As you can see, these two examples are incredibly similar, yet I see no way generalize it. Ideally I would want some function of type extractToken :: ?? -> Parser Token a where a is the value contained by the token. I am guessing the solution involves >>=, but I am not experienced enough with Monads to figure it out. This also may be impossible, I am not sure.


Solution

  • It seems difficult to avoid at least some boilerplate.
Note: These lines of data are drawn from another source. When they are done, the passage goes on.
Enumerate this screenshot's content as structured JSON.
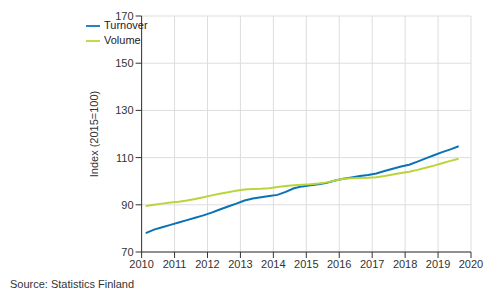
{
  "chart_data": {
    "type": "line",
    "y_label": "Index (2015=100)",
    "source": "Source: Statistics Finland",
    "x": [
      2010.125,
      2010.375,
      2010.625,
      2010.875,
      2011.125,
      2011.375,
      2011.625,
      2011.875,
      2012.125,
      2012.375,
      2012.625,
      2012.875,
      2013.125,
      2013.375,
      2013.625,
      2013.875,
      2014.125,
      2014.375,
      2014.625,
      2014.875,
      2015.125,
      2015.375,
      2015.625,
      2015.875,
      2016.125,
      2016.375,
      2016.625,
      2016.875,
      2017.125,
      2017.375,
      2017.625,
      2017.875,
      2018.125,
      2018.375,
      2018.625,
      2018.875,
      2019.125,
      2019.375,
      2019.625
    ],
    "series": [
      {
        "name": "Turnover",
        "color": "#0a72b5",
        "values": [
          78,
          79.5,
          80.5,
          81.5,
          82.5,
          83.5,
          84.5,
          85.5,
          86.7,
          88,
          89.3,
          90.5,
          91.8,
          92.7,
          93.2,
          93.7,
          94.2,
          95.5,
          97,
          97.8,
          98.3,
          98.7,
          99.3,
          100.3,
          101,
          101.6,
          102.2,
          102.6,
          103.3,
          104.3,
          105.3,
          106.2,
          107,
          108.3,
          109.7,
          111,
          112.3,
          113.5,
          114.8
        ]
      },
      {
        "name": "Volume",
        "color": "#b9d53a",
        "values": [
          89.5,
          90,
          90.5,
          91,
          91.3,
          91.8,
          92.5,
          93.2,
          94,
          94.7,
          95.3,
          96,
          96.5,
          96.7,
          96.8,
          97,
          97.5,
          98,
          98.3,
          98.5,
          98.7,
          99,
          99.5,
          100.3,
          101,
          101.2,
          101.4,
          101.5,
          101.7,
          102.2,
          102.8,
          103.5,
          104,
          104.8,
          105.7,
          106.6,
          107.6,
          108.6,
          109.5
        ]
      }
    ],
    "xlim": [
      2010,
      2020
    ],
    "xticks": [
      2010,
      2011,
      2012,
      2013,
      2014,
      2015,
      2016,
      2017,
      2018,
      2019,
      2020
    ],
    "ylim": [
      70,
      170
    ],
    "yticks": [
      70,
      90,
      110,
      130,
      150,
      170
    ],
    "grid": true,
    "legend": "upper left"
  }
}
One simple approach is to manually define the field selectors to return Maybes:

    {-# LANGUAGE LambdaCase #-}
    
    data Token = TokOp Operator
               | TokInt Int
               | TokIdent String
               | TokAssign
               | TokLParen
               | TokRParen
       deriving (Eq, Show)
    
    getTokOp    = \case { TokOp x    -> Just x ; _ -> Nothing }
    getTokInt   = \case { TokInt x   -> Just x ; _ -> Nothing }
    getTokIdent = \case { TokIdent x -> Just x ; _ -> Nothing }
    

    and then the rest is:

    fieldP :: (Token -> Maybe a) -> Parser Token a
    fieldP sel = Parser $ \case tok:rest -> (,) rest <$> sel tok
                                []       -> Nothing
    
    opP    = fieldP getTokOp
    identP = fieldP getTokIdent
    intP   = fieldP getTokInt
    

    You could derive the getXXX selectors using Template Haskell or generics, though it's likely not worth it.